但最可恶的是赫胥黎这傢伙一点自觉也没有,当来到教堂时,不但不稍稍掩饰自己的身分,反而不断盯着进入教堂来来往往的弔唁者,生怕别人认不出自己似的。
入口处飘散了许多油墨印刷的宣传单,那应当是由神选者所散布的吧!罗伯特捡到了一张,上头画着穿着西装的动物模仿人类行为,背后的标题则是:失落的半隻翅膀。署名为生物学家米瓦特。
米瓦特文中提到若是天择造成了物种发展的新性状,但最初必定会有不成熟的演化,如此无用、畸形的演化,只会被天择给淘汰,如何会成为一种性状延续下去呢!达尔文的理论必定有其错误。
罗伯特忍不住皱起眉头,的确,据他所知这个问题同样的困扰着达尔文,为此他虽然在第六版的《物种起源》试图解释半隻翅膀的论点,却反倒陷入僵局了,与半隻乌龟一样,都成为神创论抨击演化论的常见利器,罗伯特害怕的是会不会其实演化论是错的,这点或许只有全能的神才知晓的,但一想到此忍不住又感到好笑起来,做为演化论者,都已经宣称神不过是气态的脊椎动物,兜了一圈到头来竟然还在心底对自己下架的神有所期待。
教堂中央摆放着耶穌受难的十字架,马修斯神父看起来应当有七十高龄了吧!当初他也是充满热情的传教士,曾经搭乘小猎犬后与费兹罗一同出海,企图拯救那些可怜的灵魂。
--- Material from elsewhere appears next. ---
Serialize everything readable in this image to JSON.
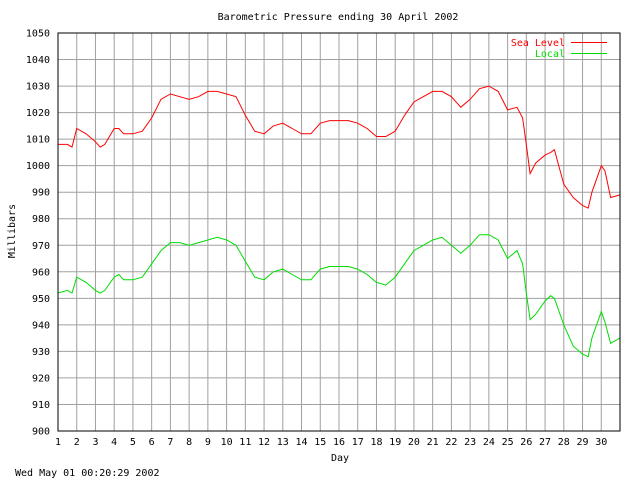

当他颤巍巍地在他人搀扶下走上宣道台前,罗伯特都忍不住有种担心他不小心失足的感觉,马修斯神父的音调缓慢,像极了今日的天气,以一种湿黏的语调沾黏在人的皮肤之上,这种感觉显然不是只限于他自己,偷偷瞥了左右身边之人,发现有人甚至打起瞌睡来后发现失礼后赶紧摀住嘴巴,如果是口才较好的年轻神父主持,应当不会陷入如此拖沓的状态吧!罗伯特稍稍打了一下呵欠后,抬头望向上方的尖拱玻璃彩绘。
玻璃彩绘上多半是熟悉的圣经故事,右侧第一个是施洗者约翰,正为低着头穿着白袍的耶穌受洗;在另一边翡翠色、海蓝、以及玫瑰红色的玻璃镶嵌下左方的女子已僵硬的姿态怀抱婴儿,左方l型构图方别呈现三人黑线轮廓下的侧脸,他们手持黄金、没药枝条以及乳香,赠送给前方的婴儿。这是圣经的哪一个桥段呢?他怎么不大清楚?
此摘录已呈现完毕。